As an adult you get to decide what part of your personal truth you choose to tell. Don't fool yourself into thinking that even the people who "put it out there" aren't keeping some part of their lives to themselves. They'd be fools not to, imo.
I only told people when i felt like it. Lately, I really don't tell anyone, mostly because the magic has worn off and it's just blood sweat and tears getting me to my personal goal. The Sleeve is still there rooting me on, but the work in mine.

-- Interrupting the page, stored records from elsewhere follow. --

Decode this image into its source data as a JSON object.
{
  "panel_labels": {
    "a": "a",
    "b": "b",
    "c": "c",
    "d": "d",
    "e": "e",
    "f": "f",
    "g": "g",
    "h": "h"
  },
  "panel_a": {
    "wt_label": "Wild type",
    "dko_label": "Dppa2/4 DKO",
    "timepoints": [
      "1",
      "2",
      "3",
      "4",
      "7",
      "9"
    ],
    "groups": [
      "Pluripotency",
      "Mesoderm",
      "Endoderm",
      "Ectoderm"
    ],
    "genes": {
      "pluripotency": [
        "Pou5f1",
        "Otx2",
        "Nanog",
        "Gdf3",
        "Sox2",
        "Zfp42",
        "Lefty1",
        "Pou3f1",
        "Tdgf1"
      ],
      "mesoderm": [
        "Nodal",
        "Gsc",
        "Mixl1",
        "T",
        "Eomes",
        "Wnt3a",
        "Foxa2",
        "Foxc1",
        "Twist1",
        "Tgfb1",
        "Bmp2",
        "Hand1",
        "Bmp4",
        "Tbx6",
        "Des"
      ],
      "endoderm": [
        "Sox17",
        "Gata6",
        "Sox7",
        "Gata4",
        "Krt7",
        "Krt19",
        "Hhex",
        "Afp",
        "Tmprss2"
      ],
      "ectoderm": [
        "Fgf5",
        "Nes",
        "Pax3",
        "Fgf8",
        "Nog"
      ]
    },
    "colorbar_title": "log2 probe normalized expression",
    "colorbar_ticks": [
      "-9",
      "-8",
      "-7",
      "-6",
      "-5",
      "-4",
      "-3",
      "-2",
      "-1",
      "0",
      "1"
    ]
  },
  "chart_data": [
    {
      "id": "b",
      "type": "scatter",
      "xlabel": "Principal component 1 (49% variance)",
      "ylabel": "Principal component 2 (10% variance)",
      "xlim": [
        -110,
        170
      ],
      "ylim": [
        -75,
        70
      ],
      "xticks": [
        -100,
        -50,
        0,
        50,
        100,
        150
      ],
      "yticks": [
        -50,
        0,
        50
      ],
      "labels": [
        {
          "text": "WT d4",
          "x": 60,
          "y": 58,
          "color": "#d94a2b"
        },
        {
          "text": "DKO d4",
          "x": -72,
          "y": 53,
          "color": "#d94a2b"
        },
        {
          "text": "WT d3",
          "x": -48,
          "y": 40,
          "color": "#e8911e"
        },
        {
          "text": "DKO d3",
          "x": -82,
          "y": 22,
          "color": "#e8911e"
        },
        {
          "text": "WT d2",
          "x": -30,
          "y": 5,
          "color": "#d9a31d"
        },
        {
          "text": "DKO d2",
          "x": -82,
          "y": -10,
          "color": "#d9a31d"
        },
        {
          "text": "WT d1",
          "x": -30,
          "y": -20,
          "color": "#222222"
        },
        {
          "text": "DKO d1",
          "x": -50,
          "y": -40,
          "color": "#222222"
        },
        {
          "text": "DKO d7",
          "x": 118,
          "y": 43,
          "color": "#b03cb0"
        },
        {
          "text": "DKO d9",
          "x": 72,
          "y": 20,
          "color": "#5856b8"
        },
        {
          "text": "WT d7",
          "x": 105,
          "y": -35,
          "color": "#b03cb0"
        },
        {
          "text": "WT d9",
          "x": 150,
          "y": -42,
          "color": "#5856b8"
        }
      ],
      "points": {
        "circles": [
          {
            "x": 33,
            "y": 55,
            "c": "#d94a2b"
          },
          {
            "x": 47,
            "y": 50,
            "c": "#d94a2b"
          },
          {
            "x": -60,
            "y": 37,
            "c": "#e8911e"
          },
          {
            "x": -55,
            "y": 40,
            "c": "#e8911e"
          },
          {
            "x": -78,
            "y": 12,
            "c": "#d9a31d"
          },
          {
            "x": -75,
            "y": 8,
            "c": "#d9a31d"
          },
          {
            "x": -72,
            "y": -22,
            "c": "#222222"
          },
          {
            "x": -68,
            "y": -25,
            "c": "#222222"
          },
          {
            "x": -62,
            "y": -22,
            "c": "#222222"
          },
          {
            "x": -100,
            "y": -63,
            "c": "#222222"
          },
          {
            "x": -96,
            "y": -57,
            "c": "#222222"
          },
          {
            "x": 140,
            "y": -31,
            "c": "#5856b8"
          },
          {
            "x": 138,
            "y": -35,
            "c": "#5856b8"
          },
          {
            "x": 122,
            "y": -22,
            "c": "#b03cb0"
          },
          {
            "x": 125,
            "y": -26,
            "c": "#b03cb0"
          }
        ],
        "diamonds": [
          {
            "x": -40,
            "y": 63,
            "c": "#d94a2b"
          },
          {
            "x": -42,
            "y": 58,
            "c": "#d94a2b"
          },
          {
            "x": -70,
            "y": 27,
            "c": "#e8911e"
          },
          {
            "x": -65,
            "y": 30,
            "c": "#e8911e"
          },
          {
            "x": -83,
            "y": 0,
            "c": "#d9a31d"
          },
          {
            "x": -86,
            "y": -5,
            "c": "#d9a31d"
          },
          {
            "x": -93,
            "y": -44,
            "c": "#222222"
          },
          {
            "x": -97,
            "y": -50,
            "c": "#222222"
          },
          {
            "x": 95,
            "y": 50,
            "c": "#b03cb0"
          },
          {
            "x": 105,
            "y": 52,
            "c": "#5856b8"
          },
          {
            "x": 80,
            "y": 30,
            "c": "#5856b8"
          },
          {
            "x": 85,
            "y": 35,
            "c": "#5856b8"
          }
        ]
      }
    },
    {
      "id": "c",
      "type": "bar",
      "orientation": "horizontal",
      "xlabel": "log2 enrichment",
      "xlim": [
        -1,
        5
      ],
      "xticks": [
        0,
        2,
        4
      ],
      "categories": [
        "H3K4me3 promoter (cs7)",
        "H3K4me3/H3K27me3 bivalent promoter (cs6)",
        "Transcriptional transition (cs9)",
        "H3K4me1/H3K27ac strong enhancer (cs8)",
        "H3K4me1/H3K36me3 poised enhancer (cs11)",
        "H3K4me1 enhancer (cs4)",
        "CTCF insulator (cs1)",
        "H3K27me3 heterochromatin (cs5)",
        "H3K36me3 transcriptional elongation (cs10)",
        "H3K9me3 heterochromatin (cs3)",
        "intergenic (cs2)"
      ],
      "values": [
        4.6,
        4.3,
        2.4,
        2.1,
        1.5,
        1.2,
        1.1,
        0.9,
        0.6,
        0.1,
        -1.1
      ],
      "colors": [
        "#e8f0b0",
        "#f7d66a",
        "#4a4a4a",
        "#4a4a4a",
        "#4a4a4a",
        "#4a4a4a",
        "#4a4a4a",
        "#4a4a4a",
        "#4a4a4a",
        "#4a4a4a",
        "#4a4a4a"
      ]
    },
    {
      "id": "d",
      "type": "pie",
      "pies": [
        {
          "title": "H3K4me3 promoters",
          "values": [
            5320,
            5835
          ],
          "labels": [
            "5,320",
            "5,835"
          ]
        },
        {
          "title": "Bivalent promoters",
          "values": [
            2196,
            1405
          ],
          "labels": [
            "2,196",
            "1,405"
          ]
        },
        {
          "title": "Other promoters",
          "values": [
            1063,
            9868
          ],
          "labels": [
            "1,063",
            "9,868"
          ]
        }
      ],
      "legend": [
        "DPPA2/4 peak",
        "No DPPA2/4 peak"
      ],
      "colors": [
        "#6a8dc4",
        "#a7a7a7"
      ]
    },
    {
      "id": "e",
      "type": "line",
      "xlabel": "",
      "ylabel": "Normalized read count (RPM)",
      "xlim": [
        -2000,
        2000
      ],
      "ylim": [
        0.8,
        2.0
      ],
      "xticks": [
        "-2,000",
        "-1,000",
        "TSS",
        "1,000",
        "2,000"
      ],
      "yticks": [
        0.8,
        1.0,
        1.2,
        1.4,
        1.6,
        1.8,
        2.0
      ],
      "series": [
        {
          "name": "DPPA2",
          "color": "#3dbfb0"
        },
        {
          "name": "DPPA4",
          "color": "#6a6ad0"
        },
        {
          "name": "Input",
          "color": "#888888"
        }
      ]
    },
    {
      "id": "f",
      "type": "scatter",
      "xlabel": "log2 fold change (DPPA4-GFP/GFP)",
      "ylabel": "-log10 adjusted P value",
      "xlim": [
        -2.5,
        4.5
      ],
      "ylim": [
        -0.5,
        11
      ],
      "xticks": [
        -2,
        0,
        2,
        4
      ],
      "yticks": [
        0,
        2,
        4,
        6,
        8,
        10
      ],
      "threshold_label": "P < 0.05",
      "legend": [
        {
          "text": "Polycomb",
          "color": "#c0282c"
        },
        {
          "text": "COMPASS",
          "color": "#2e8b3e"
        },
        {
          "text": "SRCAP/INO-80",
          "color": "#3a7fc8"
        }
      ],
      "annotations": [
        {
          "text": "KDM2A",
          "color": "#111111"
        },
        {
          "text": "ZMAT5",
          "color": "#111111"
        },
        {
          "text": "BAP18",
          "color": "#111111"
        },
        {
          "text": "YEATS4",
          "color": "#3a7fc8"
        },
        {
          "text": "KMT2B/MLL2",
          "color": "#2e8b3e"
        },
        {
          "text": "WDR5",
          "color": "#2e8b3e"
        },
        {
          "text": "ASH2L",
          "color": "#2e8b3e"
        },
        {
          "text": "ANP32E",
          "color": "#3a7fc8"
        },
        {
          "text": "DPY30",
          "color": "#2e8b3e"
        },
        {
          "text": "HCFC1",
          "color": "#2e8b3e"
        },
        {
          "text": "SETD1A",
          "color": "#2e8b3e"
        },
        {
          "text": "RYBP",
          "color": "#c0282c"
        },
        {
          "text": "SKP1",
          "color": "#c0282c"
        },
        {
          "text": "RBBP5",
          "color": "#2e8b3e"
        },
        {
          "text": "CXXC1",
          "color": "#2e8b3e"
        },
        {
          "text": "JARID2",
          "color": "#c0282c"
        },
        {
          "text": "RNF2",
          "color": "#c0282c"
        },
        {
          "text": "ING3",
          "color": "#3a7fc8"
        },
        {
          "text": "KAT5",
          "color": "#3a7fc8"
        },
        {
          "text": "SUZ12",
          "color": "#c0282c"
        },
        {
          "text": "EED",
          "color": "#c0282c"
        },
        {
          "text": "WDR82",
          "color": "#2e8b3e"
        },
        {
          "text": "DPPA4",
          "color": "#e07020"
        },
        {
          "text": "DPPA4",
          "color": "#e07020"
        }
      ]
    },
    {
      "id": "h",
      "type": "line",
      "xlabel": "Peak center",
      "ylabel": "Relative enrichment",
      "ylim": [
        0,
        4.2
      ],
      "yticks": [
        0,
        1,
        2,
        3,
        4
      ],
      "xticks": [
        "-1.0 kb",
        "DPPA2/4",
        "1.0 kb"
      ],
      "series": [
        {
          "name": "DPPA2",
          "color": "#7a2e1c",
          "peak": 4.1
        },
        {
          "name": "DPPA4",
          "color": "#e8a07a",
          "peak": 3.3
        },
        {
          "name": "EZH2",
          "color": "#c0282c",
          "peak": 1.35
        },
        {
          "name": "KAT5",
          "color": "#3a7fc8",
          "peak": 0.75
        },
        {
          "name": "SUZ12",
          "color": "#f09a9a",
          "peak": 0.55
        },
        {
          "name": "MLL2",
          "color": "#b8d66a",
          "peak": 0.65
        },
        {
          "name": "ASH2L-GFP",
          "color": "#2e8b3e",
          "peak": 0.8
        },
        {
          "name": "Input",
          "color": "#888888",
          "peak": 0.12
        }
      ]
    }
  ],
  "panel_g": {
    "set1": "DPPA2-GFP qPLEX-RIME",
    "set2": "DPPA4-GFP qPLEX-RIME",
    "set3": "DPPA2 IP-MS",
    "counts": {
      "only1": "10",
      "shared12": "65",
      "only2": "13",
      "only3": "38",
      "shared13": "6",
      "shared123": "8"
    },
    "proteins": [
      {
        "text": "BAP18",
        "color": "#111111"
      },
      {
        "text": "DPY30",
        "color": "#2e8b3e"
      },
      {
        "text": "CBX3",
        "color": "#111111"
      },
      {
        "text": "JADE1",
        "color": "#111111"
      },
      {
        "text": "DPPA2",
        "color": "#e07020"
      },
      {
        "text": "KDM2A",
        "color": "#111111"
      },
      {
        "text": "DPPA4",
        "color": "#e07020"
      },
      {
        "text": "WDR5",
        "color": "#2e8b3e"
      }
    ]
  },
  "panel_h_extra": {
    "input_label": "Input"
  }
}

I didn't post my hysterectomy on FB, or my wisdom teeth removal, or my gall bladder surgery, or my Lasiks. Why does the world need to know about my Sleeve? And why, for fuck's sake, does the surgery get all the accolades? Staying on 800-1000 calories/day, high protein, lower carbs and drinking tons of water is all me, baby. My Sleeve will take anything I put in it. I'M choosing what I eat.
Good luck on your journey. There is not right or wrong answer. I just hope you find out that it doesn't matter if you tell people or don't, the success is real and it is ALL you - with a Sleeve as your wingman.